Eastwood, who described himself as leaning more toward libertarian fiscal views and has been quoted by the Los Angeles Times as opposed to the auto bailout, said the ad was about job creation. 

GOP high priest Karl Rove told Fox News the ad offended him and smacked of Chicago-style politics. 

Obama campaign staffers in Michigan called it "another great Chrysler ad," while the President's political advisor David Axelrod extolled it as a "powerful spot."

And then there are all the tweets and Facebook mentions arguing one side or the other. Thousands of them, which continued on into this week.

Most of the commentary seemed to bypass the policy choice behind all the brouhaha. Commentators and tweeters apparently left that for actual politicians to duke out. Obama touts the bailouts, which actually started under President George W. Bush, as the savior of the U.S. auto industry. Or as one wag summed up Obama's re-election pitch, "Osama bin laden is dead, but GM is alive." Republican presidential hopefuls pan the bailout, calling it an unfortunate intrusion by government into the free market.

Congressional Republicans Out-tweet Democrats

More Congressional Republicans are on Facebook than Democrats and GOP lawmakers tweet more often than their counterparts across the political aisle.

According to a survey conducted by the Associated Press, 86 percent of House Republicans tweet compared to just 75 percent of Democrats. Forty-one of the 47 Senate Republicans and 41 of the 51 Senate Democrats tweet. Eight of 10 members in both the House and Senate use Facebook and Twitter.

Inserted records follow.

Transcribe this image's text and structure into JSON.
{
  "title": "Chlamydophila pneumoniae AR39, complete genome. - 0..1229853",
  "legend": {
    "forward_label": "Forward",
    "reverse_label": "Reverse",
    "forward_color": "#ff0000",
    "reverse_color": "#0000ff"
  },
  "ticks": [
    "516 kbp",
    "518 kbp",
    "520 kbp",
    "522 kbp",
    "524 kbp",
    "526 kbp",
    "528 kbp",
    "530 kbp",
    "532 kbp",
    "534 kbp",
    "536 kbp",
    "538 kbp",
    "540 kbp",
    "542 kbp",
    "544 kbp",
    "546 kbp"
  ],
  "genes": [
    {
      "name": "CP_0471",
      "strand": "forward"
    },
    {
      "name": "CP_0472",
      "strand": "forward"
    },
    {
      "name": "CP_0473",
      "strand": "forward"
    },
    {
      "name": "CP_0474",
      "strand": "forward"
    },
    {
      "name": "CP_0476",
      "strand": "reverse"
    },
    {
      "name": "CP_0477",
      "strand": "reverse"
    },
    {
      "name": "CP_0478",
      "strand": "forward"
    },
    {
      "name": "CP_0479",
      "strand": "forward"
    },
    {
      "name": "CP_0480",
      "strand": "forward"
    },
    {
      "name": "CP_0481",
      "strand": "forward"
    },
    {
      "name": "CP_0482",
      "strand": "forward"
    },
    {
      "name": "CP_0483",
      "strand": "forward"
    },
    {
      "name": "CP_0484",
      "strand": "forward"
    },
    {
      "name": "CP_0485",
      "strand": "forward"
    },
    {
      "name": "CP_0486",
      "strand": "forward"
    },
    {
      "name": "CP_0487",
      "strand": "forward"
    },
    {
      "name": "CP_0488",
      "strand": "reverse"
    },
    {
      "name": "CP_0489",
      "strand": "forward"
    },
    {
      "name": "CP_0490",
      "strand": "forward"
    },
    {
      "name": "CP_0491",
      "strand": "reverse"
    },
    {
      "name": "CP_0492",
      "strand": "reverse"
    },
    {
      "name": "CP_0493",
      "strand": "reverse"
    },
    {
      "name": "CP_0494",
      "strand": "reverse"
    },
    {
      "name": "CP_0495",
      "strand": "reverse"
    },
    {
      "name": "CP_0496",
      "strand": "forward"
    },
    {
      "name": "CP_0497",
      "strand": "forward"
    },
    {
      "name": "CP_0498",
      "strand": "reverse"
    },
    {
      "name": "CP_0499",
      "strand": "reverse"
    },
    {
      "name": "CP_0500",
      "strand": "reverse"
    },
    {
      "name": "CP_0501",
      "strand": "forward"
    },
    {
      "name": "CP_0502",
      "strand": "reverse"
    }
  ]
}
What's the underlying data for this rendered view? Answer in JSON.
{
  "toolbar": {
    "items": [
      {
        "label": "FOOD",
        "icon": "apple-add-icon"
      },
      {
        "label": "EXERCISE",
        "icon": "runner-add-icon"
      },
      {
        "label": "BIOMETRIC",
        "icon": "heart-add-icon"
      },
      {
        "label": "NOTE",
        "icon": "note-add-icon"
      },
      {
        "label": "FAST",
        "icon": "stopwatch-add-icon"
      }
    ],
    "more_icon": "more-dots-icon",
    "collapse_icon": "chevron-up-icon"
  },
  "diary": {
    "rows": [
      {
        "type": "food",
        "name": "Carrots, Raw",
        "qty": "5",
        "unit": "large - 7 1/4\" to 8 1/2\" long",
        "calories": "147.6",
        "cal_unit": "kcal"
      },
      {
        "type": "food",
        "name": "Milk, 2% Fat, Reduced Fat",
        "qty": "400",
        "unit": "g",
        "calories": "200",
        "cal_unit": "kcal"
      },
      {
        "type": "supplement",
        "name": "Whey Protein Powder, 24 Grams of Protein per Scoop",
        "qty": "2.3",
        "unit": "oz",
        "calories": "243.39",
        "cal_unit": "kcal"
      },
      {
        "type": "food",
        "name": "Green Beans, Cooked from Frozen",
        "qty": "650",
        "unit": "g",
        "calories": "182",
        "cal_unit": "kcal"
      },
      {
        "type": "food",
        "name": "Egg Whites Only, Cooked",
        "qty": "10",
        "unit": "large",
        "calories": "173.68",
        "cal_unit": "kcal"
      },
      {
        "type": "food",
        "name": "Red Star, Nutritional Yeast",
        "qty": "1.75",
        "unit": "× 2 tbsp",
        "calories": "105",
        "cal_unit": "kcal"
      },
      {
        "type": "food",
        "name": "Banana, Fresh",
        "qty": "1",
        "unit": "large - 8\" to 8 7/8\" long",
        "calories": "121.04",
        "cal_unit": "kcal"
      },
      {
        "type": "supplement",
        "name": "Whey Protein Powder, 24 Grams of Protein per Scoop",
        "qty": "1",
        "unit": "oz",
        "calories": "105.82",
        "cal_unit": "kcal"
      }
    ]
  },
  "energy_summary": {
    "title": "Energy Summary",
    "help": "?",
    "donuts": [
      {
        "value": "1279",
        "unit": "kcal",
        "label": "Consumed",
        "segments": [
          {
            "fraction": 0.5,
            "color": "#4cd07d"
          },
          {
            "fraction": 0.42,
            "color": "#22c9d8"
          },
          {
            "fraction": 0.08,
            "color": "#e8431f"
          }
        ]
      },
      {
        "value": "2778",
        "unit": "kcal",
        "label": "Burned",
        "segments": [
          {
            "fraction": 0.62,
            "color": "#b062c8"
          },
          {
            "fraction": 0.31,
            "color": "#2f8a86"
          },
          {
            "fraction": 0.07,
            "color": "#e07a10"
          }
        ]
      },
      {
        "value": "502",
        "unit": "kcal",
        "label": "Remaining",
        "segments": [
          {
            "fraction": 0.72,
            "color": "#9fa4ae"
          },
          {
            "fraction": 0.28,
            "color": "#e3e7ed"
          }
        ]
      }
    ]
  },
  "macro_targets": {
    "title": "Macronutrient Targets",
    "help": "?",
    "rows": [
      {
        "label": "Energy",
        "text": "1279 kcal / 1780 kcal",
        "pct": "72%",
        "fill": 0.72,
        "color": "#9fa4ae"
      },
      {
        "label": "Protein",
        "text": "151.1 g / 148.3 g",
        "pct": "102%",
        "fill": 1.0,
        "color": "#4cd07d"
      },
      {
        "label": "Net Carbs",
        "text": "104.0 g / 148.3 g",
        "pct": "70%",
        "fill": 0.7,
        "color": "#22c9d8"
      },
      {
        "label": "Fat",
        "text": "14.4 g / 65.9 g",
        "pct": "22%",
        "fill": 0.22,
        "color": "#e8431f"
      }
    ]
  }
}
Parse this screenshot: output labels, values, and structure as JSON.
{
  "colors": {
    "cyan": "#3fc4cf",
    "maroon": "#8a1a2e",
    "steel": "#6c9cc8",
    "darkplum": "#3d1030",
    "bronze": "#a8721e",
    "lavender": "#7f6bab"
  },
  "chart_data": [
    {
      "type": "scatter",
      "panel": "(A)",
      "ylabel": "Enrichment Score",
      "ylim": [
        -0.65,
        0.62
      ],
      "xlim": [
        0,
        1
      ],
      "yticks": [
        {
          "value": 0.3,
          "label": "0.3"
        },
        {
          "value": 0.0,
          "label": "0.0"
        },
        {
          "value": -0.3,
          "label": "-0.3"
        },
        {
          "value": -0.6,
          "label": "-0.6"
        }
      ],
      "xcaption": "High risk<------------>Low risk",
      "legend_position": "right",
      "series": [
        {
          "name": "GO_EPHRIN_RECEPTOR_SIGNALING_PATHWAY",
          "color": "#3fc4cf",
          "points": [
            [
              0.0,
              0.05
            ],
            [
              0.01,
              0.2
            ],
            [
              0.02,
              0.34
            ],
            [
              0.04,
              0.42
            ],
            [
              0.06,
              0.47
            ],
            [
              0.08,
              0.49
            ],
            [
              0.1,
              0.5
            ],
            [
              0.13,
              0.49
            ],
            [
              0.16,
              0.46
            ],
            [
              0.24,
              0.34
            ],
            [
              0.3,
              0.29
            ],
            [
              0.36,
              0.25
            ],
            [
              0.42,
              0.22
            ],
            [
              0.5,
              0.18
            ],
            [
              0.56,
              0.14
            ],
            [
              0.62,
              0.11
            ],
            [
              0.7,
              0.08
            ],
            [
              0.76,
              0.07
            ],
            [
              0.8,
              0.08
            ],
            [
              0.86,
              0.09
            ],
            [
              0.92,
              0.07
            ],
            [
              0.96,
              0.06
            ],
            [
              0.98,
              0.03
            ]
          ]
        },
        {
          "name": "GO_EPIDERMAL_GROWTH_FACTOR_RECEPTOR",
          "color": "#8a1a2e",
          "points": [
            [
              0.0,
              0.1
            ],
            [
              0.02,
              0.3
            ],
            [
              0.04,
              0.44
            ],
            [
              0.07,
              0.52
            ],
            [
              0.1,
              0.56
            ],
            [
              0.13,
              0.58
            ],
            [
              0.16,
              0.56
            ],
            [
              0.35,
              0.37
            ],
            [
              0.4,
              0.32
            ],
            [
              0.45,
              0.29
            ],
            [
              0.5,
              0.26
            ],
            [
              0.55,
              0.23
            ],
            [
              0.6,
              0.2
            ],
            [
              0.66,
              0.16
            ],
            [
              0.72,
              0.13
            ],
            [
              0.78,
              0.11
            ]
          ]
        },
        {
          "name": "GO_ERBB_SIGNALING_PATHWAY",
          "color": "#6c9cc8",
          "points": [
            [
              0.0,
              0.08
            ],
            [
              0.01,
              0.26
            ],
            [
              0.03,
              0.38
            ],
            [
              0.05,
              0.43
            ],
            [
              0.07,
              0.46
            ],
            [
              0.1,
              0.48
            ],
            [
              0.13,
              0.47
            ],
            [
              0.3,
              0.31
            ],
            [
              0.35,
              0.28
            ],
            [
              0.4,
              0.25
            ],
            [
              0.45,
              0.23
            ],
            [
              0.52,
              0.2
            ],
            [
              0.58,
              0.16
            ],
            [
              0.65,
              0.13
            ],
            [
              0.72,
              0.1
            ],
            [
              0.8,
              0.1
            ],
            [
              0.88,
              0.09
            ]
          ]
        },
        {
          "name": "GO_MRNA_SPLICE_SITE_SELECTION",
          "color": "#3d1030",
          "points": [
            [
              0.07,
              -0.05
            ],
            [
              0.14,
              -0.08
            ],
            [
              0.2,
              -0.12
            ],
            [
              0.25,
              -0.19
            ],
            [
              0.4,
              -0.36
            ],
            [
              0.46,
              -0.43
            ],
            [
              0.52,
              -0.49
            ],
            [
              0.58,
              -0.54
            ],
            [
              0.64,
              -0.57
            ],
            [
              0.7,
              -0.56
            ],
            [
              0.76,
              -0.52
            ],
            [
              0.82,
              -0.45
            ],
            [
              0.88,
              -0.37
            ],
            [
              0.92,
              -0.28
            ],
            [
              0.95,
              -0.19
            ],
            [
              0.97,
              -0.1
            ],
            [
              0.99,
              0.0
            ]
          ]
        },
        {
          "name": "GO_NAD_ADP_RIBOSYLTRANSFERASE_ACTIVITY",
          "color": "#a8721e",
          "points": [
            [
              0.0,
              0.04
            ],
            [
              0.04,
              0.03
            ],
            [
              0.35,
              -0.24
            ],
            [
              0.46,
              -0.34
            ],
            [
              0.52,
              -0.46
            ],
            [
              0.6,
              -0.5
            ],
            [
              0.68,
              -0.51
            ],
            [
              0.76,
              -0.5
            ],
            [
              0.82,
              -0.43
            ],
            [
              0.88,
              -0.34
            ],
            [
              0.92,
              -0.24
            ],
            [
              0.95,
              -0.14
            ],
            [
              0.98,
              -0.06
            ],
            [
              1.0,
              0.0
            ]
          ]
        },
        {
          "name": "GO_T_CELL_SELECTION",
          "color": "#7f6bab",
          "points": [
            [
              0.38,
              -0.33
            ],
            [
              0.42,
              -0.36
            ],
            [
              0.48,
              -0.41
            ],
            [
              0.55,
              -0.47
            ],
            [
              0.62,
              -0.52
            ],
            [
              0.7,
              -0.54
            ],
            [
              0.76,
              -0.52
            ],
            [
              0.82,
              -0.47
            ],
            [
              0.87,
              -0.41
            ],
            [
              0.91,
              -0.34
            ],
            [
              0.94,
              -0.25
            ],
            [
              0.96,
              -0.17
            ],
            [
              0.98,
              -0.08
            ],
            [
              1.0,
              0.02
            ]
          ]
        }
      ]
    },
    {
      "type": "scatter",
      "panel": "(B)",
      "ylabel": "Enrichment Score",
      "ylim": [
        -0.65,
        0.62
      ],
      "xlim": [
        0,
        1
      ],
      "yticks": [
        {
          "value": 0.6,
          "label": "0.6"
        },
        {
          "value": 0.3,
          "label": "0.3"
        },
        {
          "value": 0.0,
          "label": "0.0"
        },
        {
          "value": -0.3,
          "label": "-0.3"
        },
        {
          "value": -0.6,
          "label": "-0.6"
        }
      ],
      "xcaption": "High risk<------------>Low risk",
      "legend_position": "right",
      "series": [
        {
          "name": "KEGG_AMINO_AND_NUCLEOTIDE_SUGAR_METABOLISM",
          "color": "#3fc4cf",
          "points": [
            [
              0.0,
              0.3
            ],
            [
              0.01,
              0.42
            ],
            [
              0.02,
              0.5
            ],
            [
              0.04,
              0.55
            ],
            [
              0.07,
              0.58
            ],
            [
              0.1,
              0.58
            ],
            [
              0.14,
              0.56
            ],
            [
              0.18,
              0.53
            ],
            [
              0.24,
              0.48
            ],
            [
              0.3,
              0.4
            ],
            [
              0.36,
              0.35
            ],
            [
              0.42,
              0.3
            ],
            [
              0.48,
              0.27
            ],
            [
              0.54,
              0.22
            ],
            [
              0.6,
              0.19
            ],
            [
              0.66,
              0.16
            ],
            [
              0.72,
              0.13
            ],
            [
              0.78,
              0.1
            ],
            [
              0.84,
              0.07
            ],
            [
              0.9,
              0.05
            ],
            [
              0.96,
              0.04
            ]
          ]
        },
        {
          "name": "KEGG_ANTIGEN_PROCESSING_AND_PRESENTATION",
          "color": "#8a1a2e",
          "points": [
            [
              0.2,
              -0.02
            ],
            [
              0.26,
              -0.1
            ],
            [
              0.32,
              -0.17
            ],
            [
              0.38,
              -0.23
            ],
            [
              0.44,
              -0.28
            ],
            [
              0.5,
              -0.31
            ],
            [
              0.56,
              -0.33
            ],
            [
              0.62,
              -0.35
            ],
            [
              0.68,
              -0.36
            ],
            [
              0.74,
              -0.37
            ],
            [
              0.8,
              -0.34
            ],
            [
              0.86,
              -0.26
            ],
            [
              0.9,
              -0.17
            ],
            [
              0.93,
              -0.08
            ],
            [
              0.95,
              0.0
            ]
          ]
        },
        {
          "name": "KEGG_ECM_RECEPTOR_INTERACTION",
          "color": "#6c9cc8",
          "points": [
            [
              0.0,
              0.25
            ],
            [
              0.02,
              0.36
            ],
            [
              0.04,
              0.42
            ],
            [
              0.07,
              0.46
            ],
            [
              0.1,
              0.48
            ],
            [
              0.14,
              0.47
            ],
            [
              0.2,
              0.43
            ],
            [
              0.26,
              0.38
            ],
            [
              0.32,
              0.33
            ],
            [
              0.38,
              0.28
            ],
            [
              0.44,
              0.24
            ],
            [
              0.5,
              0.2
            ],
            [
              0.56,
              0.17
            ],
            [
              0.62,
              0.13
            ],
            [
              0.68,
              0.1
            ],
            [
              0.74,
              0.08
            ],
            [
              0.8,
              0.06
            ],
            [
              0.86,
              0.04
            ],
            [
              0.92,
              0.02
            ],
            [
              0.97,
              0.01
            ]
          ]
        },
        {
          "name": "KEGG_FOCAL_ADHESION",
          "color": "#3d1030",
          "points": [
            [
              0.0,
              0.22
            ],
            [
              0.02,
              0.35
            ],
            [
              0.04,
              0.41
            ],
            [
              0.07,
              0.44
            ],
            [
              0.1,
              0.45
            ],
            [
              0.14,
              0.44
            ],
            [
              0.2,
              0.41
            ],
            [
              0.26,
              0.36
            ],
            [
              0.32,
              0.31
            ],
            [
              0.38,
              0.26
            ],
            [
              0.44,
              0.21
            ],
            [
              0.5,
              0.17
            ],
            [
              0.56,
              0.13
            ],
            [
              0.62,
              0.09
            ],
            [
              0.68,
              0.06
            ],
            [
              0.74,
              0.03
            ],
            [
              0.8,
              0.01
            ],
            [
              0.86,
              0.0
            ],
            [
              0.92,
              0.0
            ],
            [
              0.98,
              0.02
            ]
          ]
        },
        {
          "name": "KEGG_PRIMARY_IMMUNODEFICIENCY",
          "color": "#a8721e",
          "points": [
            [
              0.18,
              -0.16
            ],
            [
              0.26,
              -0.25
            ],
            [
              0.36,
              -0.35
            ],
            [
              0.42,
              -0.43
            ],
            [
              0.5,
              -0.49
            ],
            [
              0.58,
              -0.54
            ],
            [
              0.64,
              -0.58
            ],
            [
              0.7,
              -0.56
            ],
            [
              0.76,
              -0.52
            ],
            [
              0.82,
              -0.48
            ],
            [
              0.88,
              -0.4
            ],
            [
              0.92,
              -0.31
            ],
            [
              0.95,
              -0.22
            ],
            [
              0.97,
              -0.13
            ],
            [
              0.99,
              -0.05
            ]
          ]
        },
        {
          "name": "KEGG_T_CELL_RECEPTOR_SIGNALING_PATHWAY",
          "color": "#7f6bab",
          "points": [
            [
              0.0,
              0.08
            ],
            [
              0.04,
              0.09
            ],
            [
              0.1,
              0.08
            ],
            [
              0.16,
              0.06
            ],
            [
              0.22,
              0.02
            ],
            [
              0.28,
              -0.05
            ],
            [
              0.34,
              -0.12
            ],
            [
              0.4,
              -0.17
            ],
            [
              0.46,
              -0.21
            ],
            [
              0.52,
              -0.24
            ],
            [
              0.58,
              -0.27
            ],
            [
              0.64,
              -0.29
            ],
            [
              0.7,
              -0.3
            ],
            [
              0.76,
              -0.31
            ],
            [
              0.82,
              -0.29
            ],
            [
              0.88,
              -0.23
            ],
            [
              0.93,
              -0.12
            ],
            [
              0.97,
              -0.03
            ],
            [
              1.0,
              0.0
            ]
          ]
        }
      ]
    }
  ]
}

Not surprisingly, congressional tweeting has its skeptics. Some social media experts say lawmakers miss the point of this interactive space by trying to push messages instead of engaging with people, especially millennials — young adults between 18 and 29 whom AP says "practically live online."The Pew Internet and American Life Project says one third of Americans in the millennial age group seek to connect with their governmental officials online.

"I want it to be something that's going to be valid to me as an 18-year-old, as a new voter," says Emily Bartone, a student at George Mason University in Northern Virginia. "They can talk and talk and talk about whatever their agenda is, but if they don't personalize it to their views and their audience, then they're not going to get anywhere with it."

Heather Smith of Rock the Vote tells AP, "Have a real conversation. Talk about the issues and engage them in authentic ways. Be yourself, use the technology and people will write back."

The shadow of former Congressman Andrew Wiener getting way too personal in his tweets still looms over the Capitol, but federal lawmakers seem to be opening up to the possibilities afforded online. Some are holding online townhall meetings. The House Republican caucus held an online group townhall called "America Speaking Out."